The petitioner challenged an order by which its application for revision under Section 264 of the Income Tax Act, 1961 was rejected. The petitioner is engaged in the business of providing IT and IT enabled services. It filed its return of income for the assessment year 2018-2019 by admitting the total income of Rs.12,65,47,680/-.

During the financial year corresponding to the assessment year mentioned above, the petitioner declared and paid dividend of Rs.59,12,76,400/- to its holding company, M/s.Predictive Analytics Mauritius Holding Limited (PAMHL), which is a company incorporated in Mauritius.
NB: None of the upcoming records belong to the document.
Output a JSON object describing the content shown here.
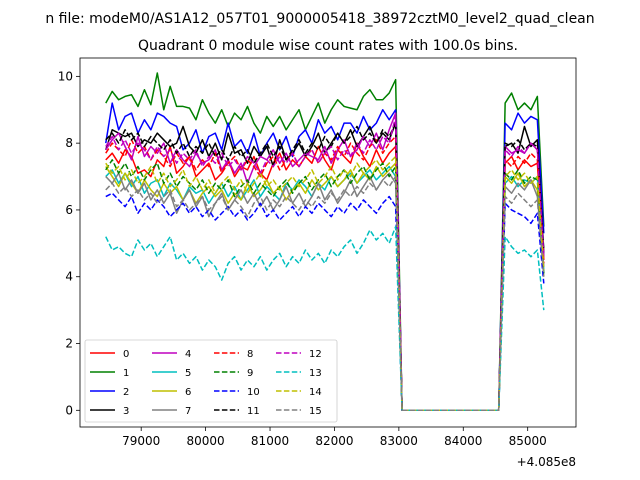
{
  "chart_data": {
    "type": "line",
    "suptitle": "n file: modeM0/AS1A12_057T01_9000005418_38972cztM0_level2_quad_clean",
    "title": "Quadrant 0 module wise count rates with 100.0s bins.",
    "xlabel": "",
    "ylabel": "",
    "x_offset_label": "+4.085e8",
    "xlim": [
      78050,
      85750
    ],
    "ylim": [
      -0.5,
      10.55
    ],
    "x_ticks": [
      79000,
      80000,
      81000,
      82000,
      83000,
      84000,
      85000
    ],
    "x_tick_labels": [
      "79000",
      "80000",
      "81000",
      "82000",
      "83000",
      "84000",
      "85000"
    ],
    "y_ticks": [
      0,
      2,
      4,
      6,
      8,
      10
    ],
    "y_tick_labels": [
      "0",
      "2",
      "4",
      "6",
      "8",
      "10"
    ],
    "legend_location": "lower-left",
    "x_start": 78450,
    "bin_width": 100,
    "gap_start_index": 46,
    "gap_end_index": 61,
    "series": [
      {
        "name": "0",
        "color": "#ff0000",
        "dash": "solid",
        "values": [
          7.5,
          7.7,
          7.4,
          7.8,
          7.6,
          7.1,
          7.2,
          7.0,
          7.5,
          7.3,
          7.9,
          7.1,
          7.3,
          7.6,
          7.0,
          7.2,
          7.4,
          6.9,
          7.1,
          7.5,
          7.0,
          7.3,
          7.2,
          7.6,
          7.1,
          6.9,
          7.4,
          7.7,
          7.2,
          7.5,
          7.3,
          7.6,
          7.4,
          7.9,
          7.5,
          7.2,
          7.8,
          7.6,
          7.4,
          8.0,
          7.6,
          7.3,
          7.8,
          7.4,
          7.7,
          7.9,
          0,
          0,
          0,
          0,
          0,
          0,
          0,
          0,
          0,
          0,
          0,
          0,
          0,
          0,
          0,
          0,
          7.4,
          7.6,
          7.2,
          7.5,
          7.3,
          7.4,
          4.5
        ]
      },
      {
        "name": "1",
        "color": "#008000",
        "dash": "solid",
        "values": [
          9.2,
          9.55,
          9.3,
          9.4,
          9.45,
          9.1,
          9.6,
          9.15,
          10.1,
          9.0,
          9.7,
          9.1,
          9.1,
          9.05,
          8.7,
          9.3,
          8.9,
          8.6,
          9.0,
          8.5,
          8.9,
          8.7,
          9.1,
          8.6,
          8.3,
          8.8,
          8.5,
          8.8,
          8.4,
          8.7,
          9.0,
          8.4,
          8.8,
          9.2,
          8.6,
          9.0,
          9.3,
          9.1,
          9.05,
          9.0,
          9.4,
          9.6,
          9.3,
          9.3,
          9.5,
          9.9,
          0,
          0,
          0,
          0,
          0,
          0,
          0,
          0,
          0,
          0,
          0,
          0,
          0,
          0,
          0,
          0,
          9.2,
          9.5,
          9.0,
          9.2,
          9.0,
          9.4,
          5.5
        ]
      },
      {
        "name": "2",
        "color": "#0000ff",
        "dash": "solid",
        "values": [
          8.0,
          9.2,
          8.4,
          8.8,
          8.9,
          8.3,
          8.7,
          8.4,
          8.9,
          8.8,
          8.6,
          8.5,
          7.8,
          8.0,
          8.4,
          7.7,
          8.2,
          8.3,
          7.8,
          8.6,
          7.9,
          8.1,
          7.7,
          8.3,
          7.6,
          8.0,
          8.3,
          7.8,
          8.2,
          7.6,
          8.2,
          8.4,
          8.0,
          8.7,
          8.3,
          8.5,
          8.1,
          8.6,
          8.6,
          8.3,
          8.8,
          8.4,
          8.6,
          9.0,
          8.7,
          9.0,
          0,
          0,
          0,
          0,
          0,
          0,
          0,
          0,
          0,
          0,
          0,
          0,
          0,
          0,
          0,
          0,
          8.6,
          8.4,
          8.9,
          8.6,
          8.8,
          8.7,
          5.3
        ]
      },
      {
        "name": "3",
        "color": "#000000",
        "dash": "solid",
        "values": [
          7.8,
          8.4,
          8.3,
          8.2,
          8.3,
          7.9,
          8.1,
          8.0,
          8.3,
          8.1,
          7.9,
          8.0,
          8.5,
          7.9,
          7.7,
          8.1,
          7.6,
          8.0,
          7.5,
          8.3,
          7.7,
          7.8,
          7.4,
          7.9,
          7.6,
          7.9,
          7.3,
          8.1,
          7.5,
          7.7,
          8.0,
          7.6,
          7.9,
          8.3,
          7.7,
          8.0,
          8.3,
          8.0,
          8.4,
          7.9,
          8.2,
          8.5,
          8.0,
          8.3,
          8.1,
          8.6,
          0,
          0,
          0,
          0,
          0,
          0,
          0,
          0,
          0,
          0,
          0,
          0,
          0,
          0,
          0,
          0,
          7.9,
          8.0,
          7.7,
          8.5,
          7.9,
          8.1,
          4.7
        ]
      },
      {
        "name": "4",
        "color": "#bf00bf",
        "dash": "solid",
        "values": [
          7.8,
          8.1,
          8.3,
          7.9,
          7.5,
          8.2,
          7.6,
          7.9,
          7.7,
          8.0,
          7.4,
          7.8,
          7.5,
          7.3,
          7.7,
          7.4,
          7.5,
          7.8,
          7.2,
          7.5,
          7.1,
          7.4,
          6.8,
          7.3,
          7.6,
          7.5,
          7.8,
          7.4,
          7.7,
          7.3,
          7.5,
          7.7,
          7.6,
          7.5,
          7.9,
          7.4,
          7.8,
          8.1,
          7.6,
          7.8,
          8.2,
          7.9,
          8.3,
          7.8,
          8.4,
          8.9,
          0,
          0,
          0,
          0,
          0,
          0,
          0,
          0,
          0,
          0,
          0,
          0,
          0,
          0,
          0,
          0,
          7.9,
          7.7,
          7.8,
          7.7,
          8.0,
          7.8,
          4.6
        ]
      },
      {
        "name": "5",
        "color": "#00bfbf",
        "dash": "solid",
        "values": [
          7.0,
          7.2,
          6.8,
          7.1,
          6.7,
          7.0,
          6.5,
          6.8,
          6.9,
          6.4,
          6.8,
          6.6,
          6.3,
          6.7,
          6.5,
          6.6,
          6.2,
          6.5,
          6.8,
          6.4,
          6.7,
          6.3,
          6.6,
          6.9,
          6.4,
          6.7,
          6.5,
          6.3,
          6.8,
          6.6,
          6.9,
          6.7,
          6.4,
          6.8,
          6.6,
          7.0,
          6.7,
          6.9,
          7.1,
          6.8,
          7.0,
          7.2,
          6.9,
          7.1,
          7.3,
          7.0,
          0,
          0,
          0,
          0,
          0,
          0,
          0,
          0,
          0,
          0,
          0,
          0,
          0,
          0,
          0,
          0,
          6.8,
          7.0,
          6.7,
          6.9,
          6.8,
          7.0,
          4.2
        ]
      },
      {
        "name": "6",
        "color": "#bfbf00",
        "dash": "solid",
        "values": [
          7.3,
          7.0,
          6.7,
          7.1,
          6.8,
          6.5,
          6.9,
          6.6,
          6.4,
          6.8,
          6.5,
          6.7,
          6.3,
          6.6,
          6.2,
          6.5,
          6.7,
          6.4,
          6.6,
          6.2,
          6.5,
          6.3,
          6.8,
          6.4,
          6.6,
          6.9,
          6.5,
          6.7,
          6.3,
          6.6,
          6.8,
          6.5,
          6.9,
          6.6,
          6.8,
          7.0,
          6.7,
          6.9,
          7.2,
          6.8,
          7.1,
          6.9,
          7.3,
          7.0,
          7.2,
          7.4,
          0,
          0,
          0,
          0,
          0,
          0,
          0,
          0,
          0,
          0,
          0,
          0,
          0,
          0,
          0,
          0,
          7.0,
          6.8,
          7.1,
          6.7,
          6.9,
          6.6,
          4.0
        ]
      },
      {
        "name": "7",
        "color": "#808080",
        "dash": "solid",
        "values": [
          7.0,
          6.8,
          7.1,
          6.6,
          6.9,
          6.5,
          6.8,
          6.3,
          6.6,
          6.2,
          6.5,
          5.9,
          6.3,
          6.6,
          6.1,
          6.4,
          5.8,
          6.2,
          6.5,
          6.0,
          6.3,
          6.6,
          6.2,
          6.5,
          6.1,
          6.4,
          6.0,
          6.3,
          6.7,
          6.2,
          6.5,
          6.1,
          6.4,
          6.8,
          6.3,
          6.6,
          6.2,
          6.5,
          6.9,
          6.4,
          6.7,
          7.0,
          6.6,
          6.9,
          7.1,
          6.8,
          0,
          0,
          0,
          0,
          0,
          0,
          0,
          0,
          0,
          0,
          0,
          0,
          0,
          0,
          0,
          0,
          6.7,
          6.5,
          6.8,
          6.6,
          6.9,
          6.4,
          4.3
        ]
      },
      {
        "name": "8",
        "color": "#ff0000",
        "dash": "dashed",
        "values": [
          7.7,
          8.0,
          7.8,
          7.6,
          8.1,
          7.7,
          7.9,
          7.5,
          7.8,
          7.6,
          7.3,
          7.7,
          7.4,
          7.6,
          7.2,
          7.5,
          7.3,
          7.7,
          7.1,
          7.4,
          7.6,
          7.2,
          7.5,
          7.3,
          7.0,
          7.4,
          7.6,
          7.2,
          7.5,
          7.7,
          7.3,
          7.6,
          7.8,
          7.4,
          7.7,
          7.5,
          7.9,
          7.6,
          8.0,
          7.7,
          7.5,
          7.9,
          8.1,
          7.7,
          8.0,
          8.2,
          0,
          0,
          0,
          0,
          0,
          0,
          0,
          0,
          0,
          0,
          0,
          0,
          0,
          0,
          0,
          0,
          7.5,
          7.3,
          7.6,
          7.4,
          7.7,
          7.5,
          4.4
        ]
      },
      {
        "name": "9",
        "color": "#008000",
        "dash": "dashed",
        "values": [
          7.2,
          7.5,
          7.1,
          7.4,
          7.0,
          7.3,
          6.9,
          7.2,
          7.4,
          6.8,
          7.1,
          6.7,
          7.0,
          6.8,
          6.6,
          6.9,
          6.5,
          6.8,
          6.6,
          6.9,
          6.4,
          6.7,
          6.9,
          6.5,
          6.8,
          6.6,
          6.4,
          6.7,
          6.9,
          6.5,
          6.8,
          7.0,
          6.6,
          6.9,
          7.1,
          6.7,
          7.0,
          7.2,
          6.8,
          7.1,
          7.3,
          6.9,
          7.2,
          7.4,
          7.0,
          7.3,
          0,
          0,
          0,
          0,
          0,
          0,
          0,
          0,
          0,
          0,
          0,
          0,
          0,
          0,
          0,
          0,
          7.1,
          6.9,
          7.2,
          6.8,
          7.0,
          6.9,
          4.1
        ]
      },
      {
        "name": "10",
        "color": "#0000ff",
        "dash": "dashed",
        "values": [
          6.4,
          6.5,
          6.3,
          6.1,
          6.4,
          5.9,
          6.2,
          6.0,
          6.3,
          6.1,
          5.8,
          6.0,
          6.2,
          5.9,
          6.1,
          5.8,
          6.0,
          5.7,
          5.9,
          6.1,
          5.8,
          6.0,
          5.7,
          5.9,
          6.2,
          5.8,
          6.0,
          5.7,
          5.9,
          6.1,
          5.8,
          6.1,
          5.9,
          6.2,
          6.0,
          5.8,
          6.1,
          5.9,
          6.2,
          6.0,
          6.3,
          6.1,
          5.9,
          6.2,
          6.4,
          6.1,
          0,
          0,
          0,
          0,
          0,
          0,
          0,
          0,
          0,
          0,
          0,
          0,
          0,
          0,
          0,
          0,
          6.2,
          6.0,
          5.9,
          5.8,
          5.6,
          5.9,
          3.8
        ]
      },
      {
        "name": "11",
        "color": "#000000",
        "dash": "dashed",
        "values": [
          8.1,
          8.3,
          8.0,
          8.4,
          8.1,
          8.3,
          7.9,
          8.2,
          8.0,
          7.8,
          8.1,
          7.7,
          8.0,
          7.6,
          7.9,
          7.7,
          8.0,
          7.6,
          7.8,
          7.5,
          7.9,
          7.6,
          7.8,
          7.4,
          7.7,
          8.0,
          7.6,
          7.9,
          7.5,
          7.8,
          8.1,
          7.7,
          8.0,
          7.8,
          8.2,
          7.9,
          8.3,
          8.0,
          8.2,
          8.5,
          8.1,
          8.3,
          8.0,
          8.4,
          8.2,
          8.6,
          0,
          0,
          0,
          0,
          0,
          0,
          0,
          0,
          0,
          0,
          0,
          0,
          0,
          0,
          0,
          0,
          8.0,
          7.9,
          8.1,
          7.8,
          8.0,
          7.9,
          4.8
        ]
      },
      {
        "name": "12",
        "color": "#bf00bf",
        "dash": "dashed",
        "values": [
          7.9,
          8.2,
          7.8,
          8.1,
          7.7,
          8.0,
          7.8,
          7.5,
          7.9,
          7.6,
          7.8,
          7.4,
          7.7,
          7.5,
          7.8,
          7.3,
          7.6,
          7.4,
          7.7,
          7.3,
          7.5,
          7.2,
          7.6,
          7.4,
          7.1,
          7.5,
          7.3,
          7.6,
          7.4,
          7.7,
          7.3,
          7.6,
          7.8,
          7.4,
          7.7,
          7.9,
          7.5,
          7.8,
          7.6,
          8.0,
          7.7,
          8.1,
          7.8,
          8.2,
          8.0,
          8.8,
          0,
          0,
          0,
          0,
          0,
          0,
          0,
          0,
          0,
          0,
          0,
          0,
          0,
          0,
          0,
          0,
          7.8,
          7.6,
          7.9,
          7.7,
          8.0,
          7.8,
          4.6
        ]
      },
      {
        "name": "13",
        "color": "#00bfbf",
        "dash": "dashed",
        "values": [
          5.2,
          4.8,
          4.9,
          4.7,
          4.6,
          5.1,
          4.8,
          5.0,
          4.6,
          4.9,
          5.2,
          4.5,
          4.7,
          4.4,
          4.6,
          4.2,
          4.5,
          4.3,
          3.9,
          4.4,
          4.6,
          4.2,
          4.5,
          4.3,
          4.6,
          4.2,
          4.5,
          4.7,
          4.3,
          4.6,
          4.4,
          4.8,
          4.5,
          4.7,
          4.4,
          4.8,
          4.6,
          4.9,
          5.1,
          4.7,
          5.0,
          5.4,
          5.1,
          5.3,
          5.0,
          5.5,
          0,
          0,
          0,
          0,
          0,
          0,
          0,
          0,
          0,
          0,
          0,
          0,
          0,
          0,
          0,
          0,
          5.2,
          4.9,
          4.7,
          4.8,
          4.6,
          4.8,
          3.0
        ]
      },
      {
        "name": "14",
        "color": "#bfbf00",
        "dash": "dashed",
        "values": [
          7.4,
          7.1,
          7.3,
          6.9,
          7.2,
          6.8,
          7.0,
          7.3,
          6.8,
          7.1,
          6.7,
          6.9,
          7.2,
          6.7,
          7.0,
          6.6,
          6.9,
          6.5,
          6.8,
          7.0,
          6.6,
          6.9,
          6.5,
          6.8,
          7.1,
          6.7,
          6.9,
          6.6,
          6.8,
          7.0,
          6.7,
          6.9,
          7.2,
          6.8,
          7.0,
          7.3,
          6.9,
          7.2,
          7.0,
          7.4,
          7.1,
          7.3,
          7.5,
          7.2,
          7.4,
          7.6,
          0,
          0,
          0,
          0,
          0,
          0,
          0,
          0,
          0,
          0,
          0,
          0,
          0,
          0,
          0,
          0,
          7.0,
          7.2,
          6.9,
          7.1,
          6.8,
          7.0,
          4.2
        ]
      },
      {
        "name": "15",
        "color": "#808080",
        "dash": "dashed",
        "values": [
          6.6,
          6.8,
          6.5,
          6.7,
          6.4,
          6.6,
          6.3,
          6.5,
          6.2,
          6.4,
          6.6,
          6.1,
          6.3,
          6.0,
          6.2,
          6.4,
          6.0,
          6.2,
          6.4,
          6.0,
          6.3,
          6.1,
          5.8,
          6.2,
          6.4,
          6.0,
          6.3,
          6.1,
          6.4,
          6.2,
          6.0,
          6.3,
          6.1,
          6.4,
          6.2,
          6.5,
          6.3,
          6.6,
          6.4,
          6.7,
          6.5,
          6.8,
          6.6,
          6.9,
          6.7,
          7.0,
          0,
          0,
          0,
          0,
          0,
          0,
          0,
          0,
          0,
          0,
          0,
          0,
          0,
          0,
          0,
          0,
          6.4,
          6.2,
          6.5,
          6.3,
          6.1,
          6.3,
          4.0
        ]
      }
    ]
  }
}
After the intimation was issued pursuant to and based on the return of income filed by the petitioner, the petitioner applied for revision under Section 264 of the Income Tax Act before the Principal Commissioner of Income Tax. The said revision application was rejected on the grounds that the petitioner could have filed a revised return or an appeal under Section 248 of the Income Tax Act. The present writ petition arose in the said facts and circumstances.

With regard to the conclusion that an appeal could have been filed under Section 248 of the Income Tax Act, the counsel submitted that Section 248 is inapplicable to a case where DDT was computed at a higher rate. Since the petitioner has no other remedy in respect of the error committed in the return, the counsel submitted that the revision should not have been rejected on the grounds contained therein.

A Single Bench of Justice SenthilKumar Ramamoorthy observed that “On examining Section 248 of the Income Tax Act, it is evident that it applies to a case where the tax deducted on payments made under Section 195 of the Income Tax Act to a non-resident, other than by way of interest, is required to be borne by the person by whom the income is payable (i.e. the person making the payment) as per contract or arrangement between the parties and the person making the deduction claims that tax was not payable.”

“The case in hand pertains to the declaration and distribution of dividend by the petitioner, a company, to its shareholders and the tax payable thereon. This was not a case where a deduction was made under Section 195 towards tax on payments made to a non-resident and the parties had agreed that the deducting resident entity would bear the tax liability by compensating the non-resident by a proportional topup. Therefore, Section 248 is clearly inapplicable” the Court noted.